Implement Copy for Vec when T implements Copy
Since user should be aware Vec are based on array, implement Copy would be convienent
Emm seems not that easy than I expected
I would very much appreciate this feature. This would enable heapless::String to be Copy, which would be super convenient.
This would be super convenient in many cases indeed.
If only we could impl<T: !Copy, const N: usize> Drop for Vec<T, N> or impl<T: Drop, const N: usize> Drop for Vec<T, N>.
I guess it would be maintenance burden to have a CopyVec that bounds on T: Copy?
Perhaps you guys could make some try to implement Copy for Vec?
Can't implement Copy if Vec should allow drop. https://stackoverflow.com/questions/51704063/why-does-rust-not-allow-the-copy-and-drop-traits-on-one-type You can't conditionally implement Drop either so the choice is to implement Copy conditionally on copy types or respect Drop. Respecting Drop is a reasonable choice, as behind the scenes the item is wrapped in a ManuallyDrop, less risk of unexpected stuff happening to an unsuspecting developer.

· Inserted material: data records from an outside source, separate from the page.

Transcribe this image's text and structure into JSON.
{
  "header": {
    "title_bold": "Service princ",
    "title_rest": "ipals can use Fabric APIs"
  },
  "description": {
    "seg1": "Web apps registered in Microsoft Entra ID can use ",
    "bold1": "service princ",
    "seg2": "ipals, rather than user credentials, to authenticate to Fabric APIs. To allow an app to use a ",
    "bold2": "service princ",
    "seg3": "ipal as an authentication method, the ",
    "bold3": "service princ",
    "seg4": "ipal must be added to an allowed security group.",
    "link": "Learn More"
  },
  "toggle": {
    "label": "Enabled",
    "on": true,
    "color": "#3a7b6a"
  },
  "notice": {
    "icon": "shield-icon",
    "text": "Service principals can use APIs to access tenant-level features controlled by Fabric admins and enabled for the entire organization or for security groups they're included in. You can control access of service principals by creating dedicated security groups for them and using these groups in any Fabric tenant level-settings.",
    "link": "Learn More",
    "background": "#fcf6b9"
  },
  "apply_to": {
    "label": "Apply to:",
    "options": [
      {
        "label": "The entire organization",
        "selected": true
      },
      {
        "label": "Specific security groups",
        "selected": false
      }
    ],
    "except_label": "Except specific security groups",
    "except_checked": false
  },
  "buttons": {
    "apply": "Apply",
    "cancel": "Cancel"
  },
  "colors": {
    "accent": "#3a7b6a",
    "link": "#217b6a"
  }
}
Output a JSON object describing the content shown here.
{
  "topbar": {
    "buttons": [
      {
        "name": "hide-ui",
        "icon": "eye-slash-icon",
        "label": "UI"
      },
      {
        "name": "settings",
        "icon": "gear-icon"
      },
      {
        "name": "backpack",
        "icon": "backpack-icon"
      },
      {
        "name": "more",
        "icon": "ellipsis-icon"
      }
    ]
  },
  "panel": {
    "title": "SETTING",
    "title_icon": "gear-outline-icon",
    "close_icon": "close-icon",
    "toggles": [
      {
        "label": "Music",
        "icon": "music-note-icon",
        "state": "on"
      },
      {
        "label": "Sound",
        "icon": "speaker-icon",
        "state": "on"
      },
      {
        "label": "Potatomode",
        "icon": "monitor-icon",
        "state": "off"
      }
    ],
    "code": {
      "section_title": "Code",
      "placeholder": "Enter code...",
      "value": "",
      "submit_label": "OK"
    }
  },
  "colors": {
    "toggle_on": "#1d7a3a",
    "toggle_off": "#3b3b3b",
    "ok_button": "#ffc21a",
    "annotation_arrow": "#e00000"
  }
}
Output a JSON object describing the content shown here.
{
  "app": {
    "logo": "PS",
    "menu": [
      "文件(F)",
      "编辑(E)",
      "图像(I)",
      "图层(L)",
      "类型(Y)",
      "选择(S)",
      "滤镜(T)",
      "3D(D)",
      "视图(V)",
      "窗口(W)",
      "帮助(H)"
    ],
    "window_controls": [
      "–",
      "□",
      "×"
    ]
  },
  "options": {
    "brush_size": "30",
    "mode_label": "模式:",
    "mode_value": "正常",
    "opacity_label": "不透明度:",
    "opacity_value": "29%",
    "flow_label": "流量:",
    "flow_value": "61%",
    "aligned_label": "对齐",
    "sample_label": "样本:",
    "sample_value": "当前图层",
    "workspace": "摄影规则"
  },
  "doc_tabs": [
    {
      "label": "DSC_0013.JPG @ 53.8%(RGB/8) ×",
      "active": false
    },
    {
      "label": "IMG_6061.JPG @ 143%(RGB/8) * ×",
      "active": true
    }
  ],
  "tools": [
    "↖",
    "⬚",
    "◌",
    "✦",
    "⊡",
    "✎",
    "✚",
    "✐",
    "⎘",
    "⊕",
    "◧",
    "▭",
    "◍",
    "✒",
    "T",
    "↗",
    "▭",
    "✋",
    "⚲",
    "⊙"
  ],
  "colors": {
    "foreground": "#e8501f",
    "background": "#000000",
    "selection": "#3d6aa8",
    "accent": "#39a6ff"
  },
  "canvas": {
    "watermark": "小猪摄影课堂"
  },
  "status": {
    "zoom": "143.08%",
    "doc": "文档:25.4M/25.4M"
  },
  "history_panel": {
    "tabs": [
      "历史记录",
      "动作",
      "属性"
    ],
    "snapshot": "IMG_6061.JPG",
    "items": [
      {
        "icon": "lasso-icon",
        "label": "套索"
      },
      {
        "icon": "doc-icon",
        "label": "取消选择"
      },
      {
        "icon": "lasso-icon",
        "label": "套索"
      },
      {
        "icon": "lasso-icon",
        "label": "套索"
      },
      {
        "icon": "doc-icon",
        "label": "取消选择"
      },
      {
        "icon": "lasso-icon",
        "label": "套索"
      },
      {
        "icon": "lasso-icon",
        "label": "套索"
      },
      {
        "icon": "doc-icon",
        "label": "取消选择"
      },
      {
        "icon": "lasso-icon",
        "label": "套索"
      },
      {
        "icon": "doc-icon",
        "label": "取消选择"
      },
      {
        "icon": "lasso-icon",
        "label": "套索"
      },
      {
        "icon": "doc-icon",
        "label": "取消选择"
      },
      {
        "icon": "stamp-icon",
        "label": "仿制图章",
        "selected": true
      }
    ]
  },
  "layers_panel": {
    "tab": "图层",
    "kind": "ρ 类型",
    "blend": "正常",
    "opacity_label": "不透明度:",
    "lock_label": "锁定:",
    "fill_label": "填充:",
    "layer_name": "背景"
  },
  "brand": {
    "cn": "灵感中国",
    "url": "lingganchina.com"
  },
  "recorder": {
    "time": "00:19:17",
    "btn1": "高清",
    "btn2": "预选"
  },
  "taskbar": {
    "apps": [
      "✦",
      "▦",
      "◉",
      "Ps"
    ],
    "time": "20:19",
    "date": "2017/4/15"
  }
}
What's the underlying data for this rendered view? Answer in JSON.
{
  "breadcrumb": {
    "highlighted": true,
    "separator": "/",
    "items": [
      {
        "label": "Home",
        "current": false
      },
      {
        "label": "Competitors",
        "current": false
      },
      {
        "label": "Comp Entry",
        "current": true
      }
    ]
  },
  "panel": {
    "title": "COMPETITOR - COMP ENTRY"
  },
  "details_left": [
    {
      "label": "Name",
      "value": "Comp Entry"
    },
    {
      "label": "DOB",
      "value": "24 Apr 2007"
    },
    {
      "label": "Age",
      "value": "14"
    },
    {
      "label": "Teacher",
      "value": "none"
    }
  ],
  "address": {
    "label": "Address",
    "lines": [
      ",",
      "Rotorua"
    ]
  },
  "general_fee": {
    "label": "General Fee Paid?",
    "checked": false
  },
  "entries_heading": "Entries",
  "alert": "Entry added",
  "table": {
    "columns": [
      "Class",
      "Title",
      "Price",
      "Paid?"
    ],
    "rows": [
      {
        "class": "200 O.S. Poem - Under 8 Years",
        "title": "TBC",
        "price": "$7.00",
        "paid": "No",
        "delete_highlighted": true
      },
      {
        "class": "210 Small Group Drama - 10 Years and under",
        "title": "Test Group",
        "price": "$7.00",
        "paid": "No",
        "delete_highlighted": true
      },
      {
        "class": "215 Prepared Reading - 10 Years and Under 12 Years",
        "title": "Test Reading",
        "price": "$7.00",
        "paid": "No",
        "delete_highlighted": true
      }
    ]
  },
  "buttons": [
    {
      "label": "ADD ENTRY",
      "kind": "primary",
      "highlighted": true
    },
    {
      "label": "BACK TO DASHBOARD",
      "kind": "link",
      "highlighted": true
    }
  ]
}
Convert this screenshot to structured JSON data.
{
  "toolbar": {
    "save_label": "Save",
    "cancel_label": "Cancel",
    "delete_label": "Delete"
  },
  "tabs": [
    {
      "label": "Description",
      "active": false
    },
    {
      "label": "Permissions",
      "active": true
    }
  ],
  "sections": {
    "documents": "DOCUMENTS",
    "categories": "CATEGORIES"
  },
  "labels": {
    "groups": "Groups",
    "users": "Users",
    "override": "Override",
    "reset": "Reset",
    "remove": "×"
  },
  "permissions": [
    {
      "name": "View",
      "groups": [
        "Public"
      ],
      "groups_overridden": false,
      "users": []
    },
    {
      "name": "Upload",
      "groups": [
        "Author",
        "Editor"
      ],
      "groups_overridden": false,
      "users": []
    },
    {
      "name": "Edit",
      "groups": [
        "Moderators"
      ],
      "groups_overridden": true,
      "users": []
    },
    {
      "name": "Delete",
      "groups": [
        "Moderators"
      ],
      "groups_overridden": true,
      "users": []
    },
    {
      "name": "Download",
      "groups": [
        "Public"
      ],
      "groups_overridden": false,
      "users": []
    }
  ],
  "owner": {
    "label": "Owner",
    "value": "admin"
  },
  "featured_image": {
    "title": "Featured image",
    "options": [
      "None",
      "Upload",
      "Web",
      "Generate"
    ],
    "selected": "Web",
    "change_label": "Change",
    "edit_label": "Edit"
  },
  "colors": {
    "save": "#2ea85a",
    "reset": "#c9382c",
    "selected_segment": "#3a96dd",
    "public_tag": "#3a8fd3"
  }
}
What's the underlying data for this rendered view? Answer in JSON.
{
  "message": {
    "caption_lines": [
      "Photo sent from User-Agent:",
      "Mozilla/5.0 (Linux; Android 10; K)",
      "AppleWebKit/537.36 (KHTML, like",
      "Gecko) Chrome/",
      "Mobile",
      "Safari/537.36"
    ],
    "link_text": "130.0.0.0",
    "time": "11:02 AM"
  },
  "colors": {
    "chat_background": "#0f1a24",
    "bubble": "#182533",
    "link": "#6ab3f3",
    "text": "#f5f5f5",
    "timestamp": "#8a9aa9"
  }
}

That leaves either Generics or macros, Generics are breaking while macros aren't. I threw together a split implementation and implemented Copy on String here https://github.com/MarcusGrass/heapless/tree/copy_vec
Imo both generics and macros are pretty horrible in general but it'd be a really nice feature to have.
Copy-ing a Vec<T> is more expensive than Clone-ing a Vec<T> except in the case where the Vec> is full.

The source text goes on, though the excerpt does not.